Sadece dünyanın suan içinde olduğu durumu anlamaya yönelik küçük bir girişim olan bu yazıda, girizgah amacıyla bahsedilen bu tartışmaya girilmeyecek. Sosyolojinin, bu noktada, psikolojiden şimdiye değin olduğundan daha çok beslenmesi gerektiğini gösteren, sosyal-psikolojik bir kırılmayla karşı karşıyayız.

Berraklaştırmak için öncelikle şu ön varsayımlarla başlayalım:

i)​ Aktörler, dünden devralınmış yapı içerisinde değerleri ve çıkarları çerçevesinde eylemde bulunurlar.

ıı) ​Bu çıkarlar ve değerler çoğu zaman birbiriyle uyumlu değildir ve aktörler öncelikle bu ikisi arasındaki gerilimi gidermeye, yani çıkarlarını ve değerlerini uyumlulaştırmaya çalışırlar.

ııı)​ Bu nedenle yapı, sadece aktörlerin farklı çıkarları ve değerleri dolayısıyla değil, değer-çıkar uyumsuzluğundan da ötürü gerilimlidir.

iv) ​Yapı’yı dönüştürme eylemi olarak siyaset ise, değerlerin ve çıkarların çatışmasını, birbirini hegemonize etme çabasını; demokrasi ise bunların uzlaşması sürecini ima eder.

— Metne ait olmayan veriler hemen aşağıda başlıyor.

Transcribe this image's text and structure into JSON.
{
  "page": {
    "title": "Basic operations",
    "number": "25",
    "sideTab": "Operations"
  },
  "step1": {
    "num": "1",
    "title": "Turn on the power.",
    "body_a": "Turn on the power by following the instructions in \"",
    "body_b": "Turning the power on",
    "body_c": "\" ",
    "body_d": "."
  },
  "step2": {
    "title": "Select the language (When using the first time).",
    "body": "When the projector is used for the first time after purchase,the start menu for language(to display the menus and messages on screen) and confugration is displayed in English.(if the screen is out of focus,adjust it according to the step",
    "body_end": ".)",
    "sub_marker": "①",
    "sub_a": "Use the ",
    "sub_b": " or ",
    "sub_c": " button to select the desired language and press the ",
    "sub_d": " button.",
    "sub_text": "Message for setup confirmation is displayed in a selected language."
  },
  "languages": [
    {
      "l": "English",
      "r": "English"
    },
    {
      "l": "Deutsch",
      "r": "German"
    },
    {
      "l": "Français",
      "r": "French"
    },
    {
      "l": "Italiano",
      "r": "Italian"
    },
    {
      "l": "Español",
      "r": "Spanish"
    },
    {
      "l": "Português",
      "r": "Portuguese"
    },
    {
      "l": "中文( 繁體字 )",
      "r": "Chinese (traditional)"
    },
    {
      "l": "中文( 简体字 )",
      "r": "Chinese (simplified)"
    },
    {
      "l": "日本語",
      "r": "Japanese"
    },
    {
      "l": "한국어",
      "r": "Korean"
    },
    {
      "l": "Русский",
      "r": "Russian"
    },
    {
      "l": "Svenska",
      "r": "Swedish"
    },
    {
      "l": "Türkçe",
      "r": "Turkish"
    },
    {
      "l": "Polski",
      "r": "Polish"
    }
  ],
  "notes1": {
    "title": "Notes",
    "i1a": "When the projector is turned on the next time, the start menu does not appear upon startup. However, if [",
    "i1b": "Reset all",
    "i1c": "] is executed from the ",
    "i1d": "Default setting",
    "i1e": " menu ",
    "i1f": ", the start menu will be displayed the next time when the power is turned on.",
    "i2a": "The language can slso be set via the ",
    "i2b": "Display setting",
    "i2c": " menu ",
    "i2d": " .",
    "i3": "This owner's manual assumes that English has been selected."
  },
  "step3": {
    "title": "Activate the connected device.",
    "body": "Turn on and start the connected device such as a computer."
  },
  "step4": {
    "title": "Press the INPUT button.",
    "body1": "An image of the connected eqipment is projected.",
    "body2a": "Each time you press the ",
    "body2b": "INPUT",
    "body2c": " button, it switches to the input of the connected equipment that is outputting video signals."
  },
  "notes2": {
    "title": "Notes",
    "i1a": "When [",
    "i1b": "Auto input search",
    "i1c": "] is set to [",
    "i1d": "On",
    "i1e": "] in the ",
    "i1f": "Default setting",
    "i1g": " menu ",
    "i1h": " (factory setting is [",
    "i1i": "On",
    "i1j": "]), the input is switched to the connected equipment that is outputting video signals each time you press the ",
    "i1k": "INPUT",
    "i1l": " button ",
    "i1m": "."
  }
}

Bu çerçeveden dünyanın güncel durumuna dair şu tespit yerinde olacaktır:

Cemaatlere, köktenci kimliksel gruplara, şiddeti siyasal araç olarak kullanan örgütlere artan katılım ve seçimlere ve siyasal partilere düşen katılım ve güven; kişilerin kendilerini aktör olarak hissedememesine ve bu gruplara katılım sayesinde kendilerini aktör hissettiklerine işaret ediyor.

Aktör hissedememe durumu, yukarda bahsedilen, çıkar-değer uyumlaştırma sürecine, rasyonel düşünmeye ket vururken; bu süreçlerin vuku bulduğu kamusal alanın çöküşüne, nihilizme savrulmaya sebep oluyor.

Ortada hemen her konuda –mis gibi yapan, çok çabuk sürede zıt yönlere savrulan, geçici ve doyumsuz heveslerinin tatmininin peşinde koşan, diğer insanlar tarafından sahibi olmadığı pozitif meziyetlere sahipmiş gibi davranılmasını bekleyen bir kitlesel yığının, sosyal psikolojik durumunu açıklayan çalışmalar ancak günümüzü anlamada en büyük katkıyı sağlayacaktır.

Hem İŞİD belasını, hem savunduklarını iddia ettikleri tüm değerlerle çelişmesine rağmen Erdoğan ve partisini desteklemeyi sürdüren AKP kitlesini ve yeni yetme entelektüellerini, hem gerçeklikle bağını koparmış Gülen cemaati gibi yapıların lider kadrolarını ve kamu görevlilerini, hem de istediği herşeyin emek sarfetmeden hemen olmasını isteyen tüketimci yeni nesili anlayacak ve açıklayacak yaklaşım, sosyal psikolojinin değerler ve çıkarlar arasındaki mekanizmaya odaklanan çabalarından mümkün olabilir ancak.

Özetle, önümüzdeki acil problem, pasif(leştirilmiş), pasif olduğu için değerler sisteminden kopmuş, nihilist ve buna binaen, uzun erimli çıkarlarını net tanımlama yetişinden yoksun irrasyonel yığınlar toplumunun vaad ettiği parlak bir gelecek yok önümüzde.